In New York City, there is a private school that has taken to heart the bit of advice ‘make learning fun.’ Quest to Learn, which opened in 2009 for students sixth grade through ninth, is a small school that centers its entire curriculum around the concept that anything can be taught via games.

Staffed by game designers and curriculum specialists right alongside teachers, Quest to Learn uses digital games as a learning tool for every subject, from art to biology. Some of them are games made to be educational: “The Way Things Work” is a story-like game in which students navigate through a virtual human body like a maze, learning math and anatomy together along the way. Others are mainstream video games that can be turned to the school’s purposes, like the building-slash-programming game Minecraft or the tactical game Civilization. (The failures of those games in the areas of physics and world history, respectively, are also turned into teaching moments.)
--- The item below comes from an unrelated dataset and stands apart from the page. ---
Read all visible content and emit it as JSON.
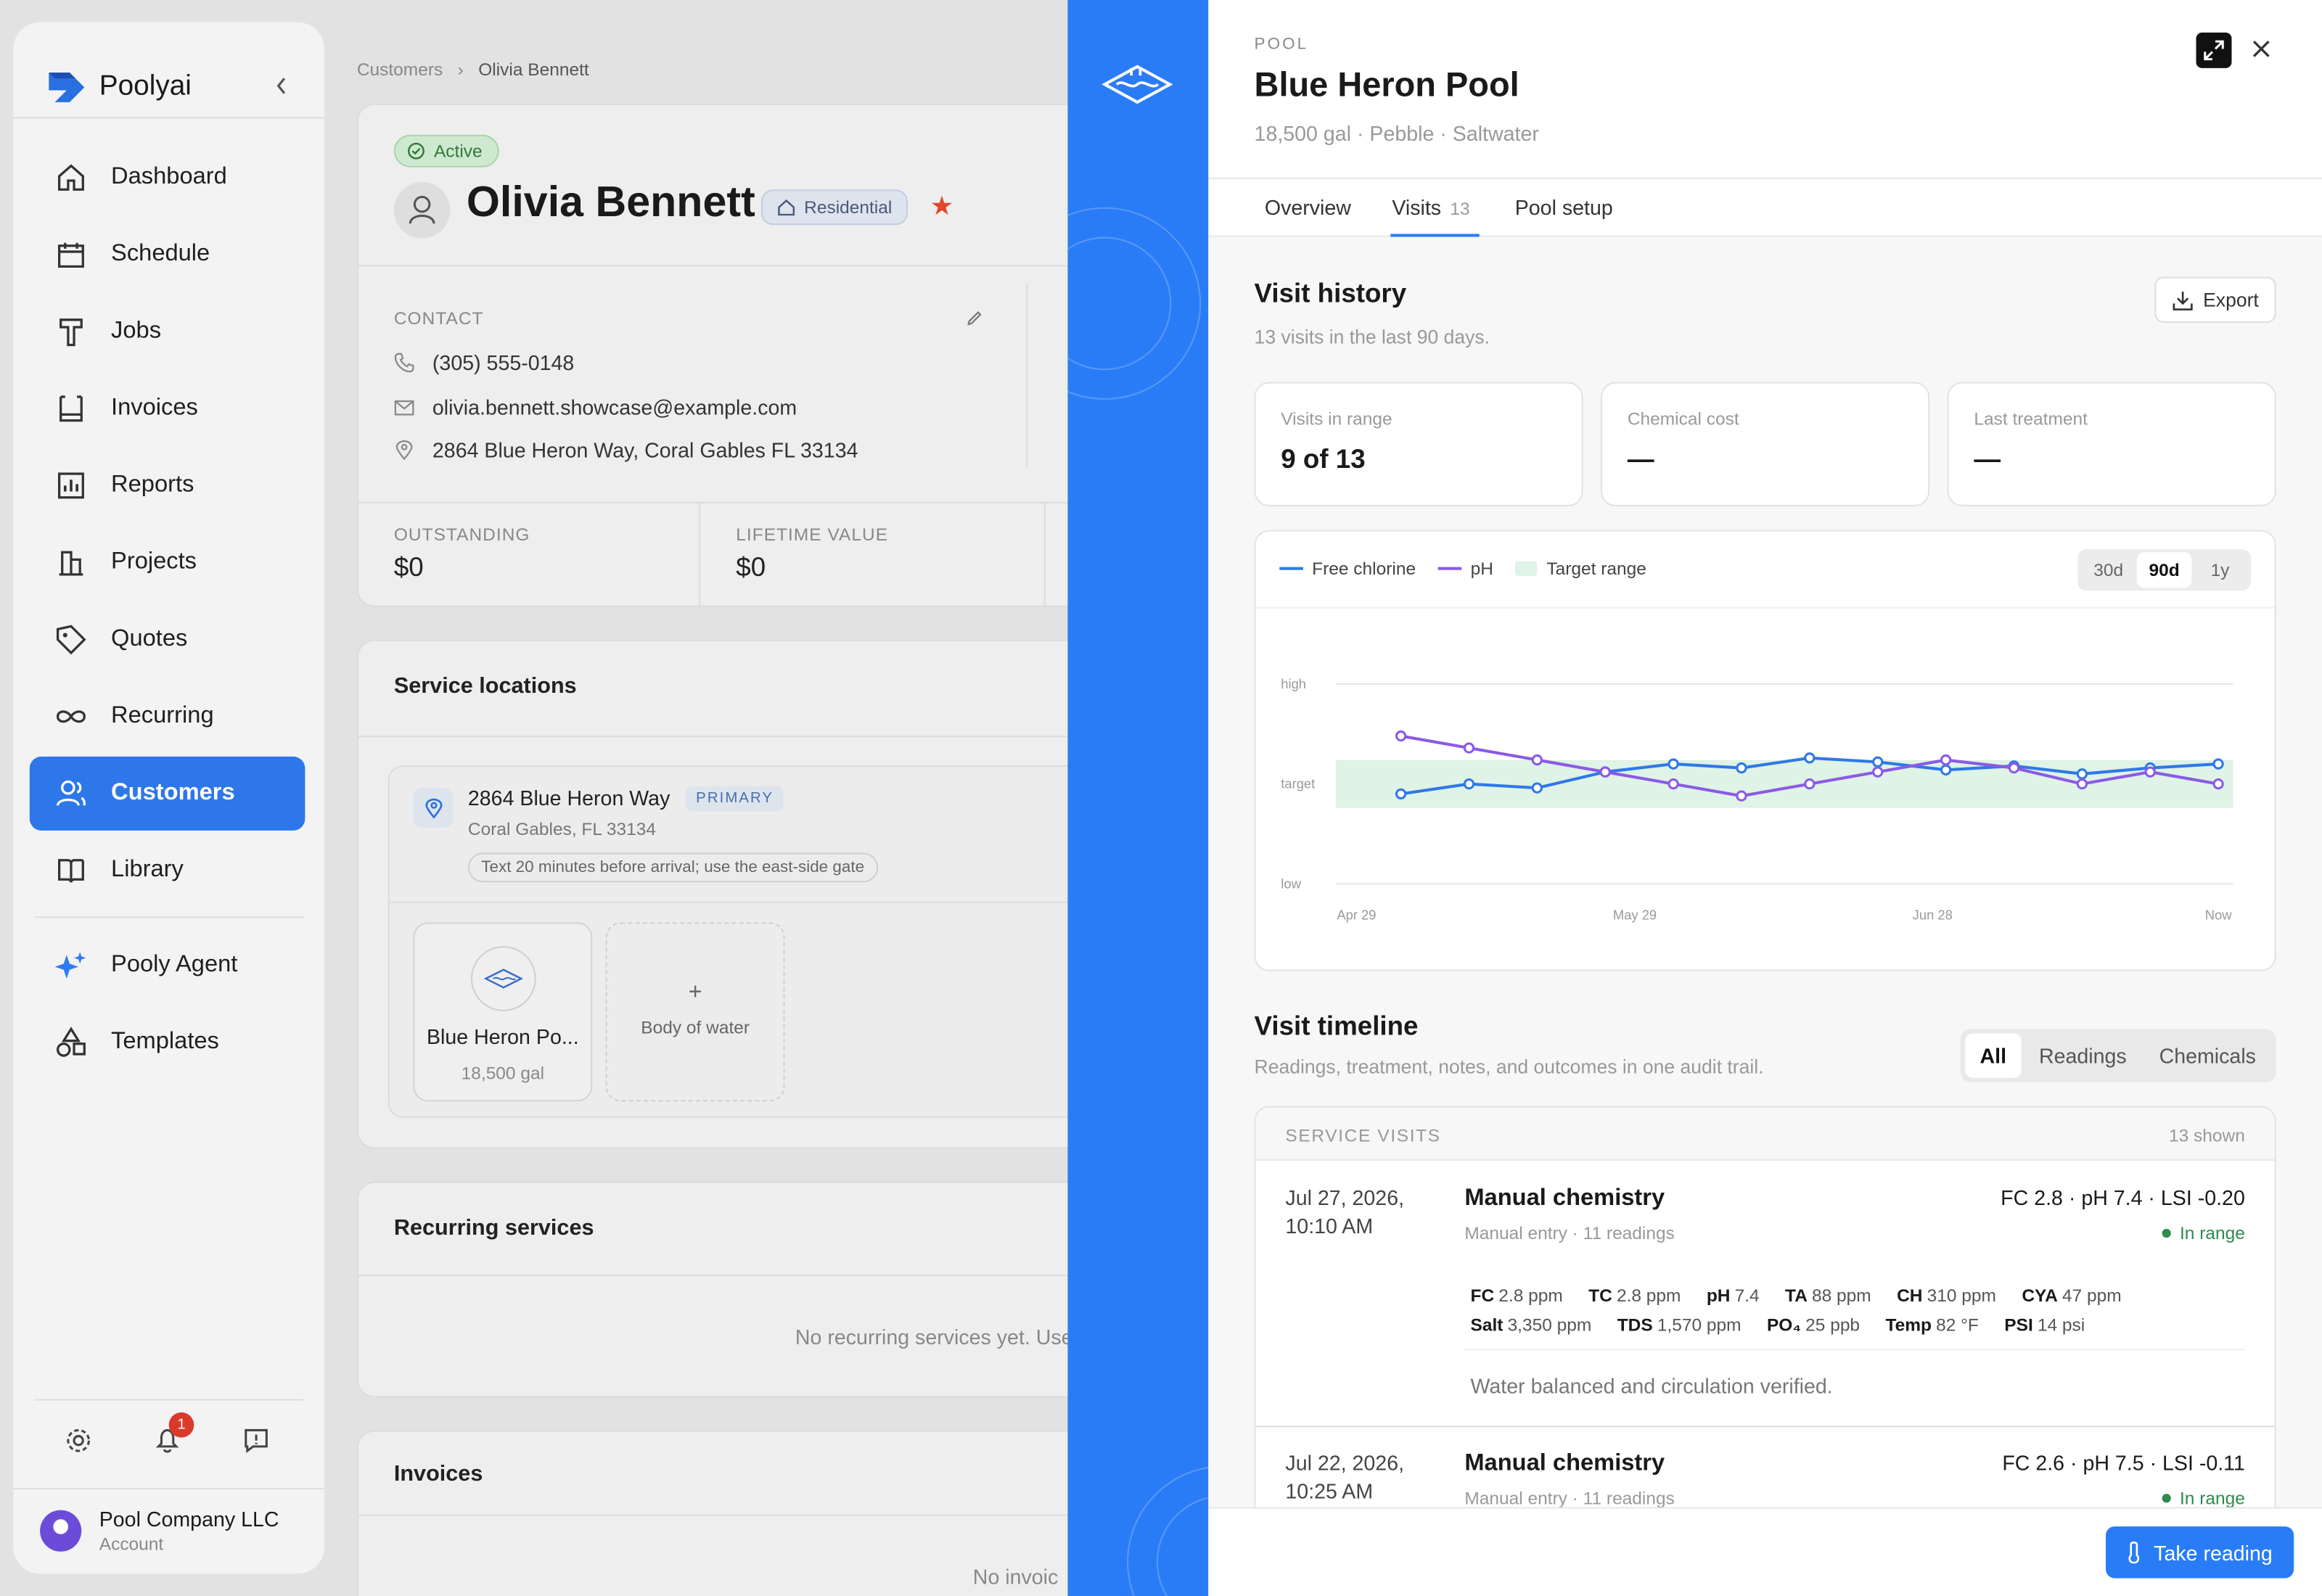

Quest to Learn isn’t alone in trying to forge ahead into a future of education by entertainment: The White House is seeking $4 billion in funding for an initiative to put games in every school to pique interest in literacy and computer sciences. Another game from the White House lets students play their own way through the campaign trail and the byways of government, hoping to inspire youths to become politically active.

The Quest to Learn teachers do have some areas they have to be careful, they’ve identified. The games are prone to making students competitive where they don’t need to be, expecting rewards for every kind of success, and leaving behind students who are better at the content of the class than the mechanics of the games. But there are many kinds of game, meaning the kinks can eventually be worked out.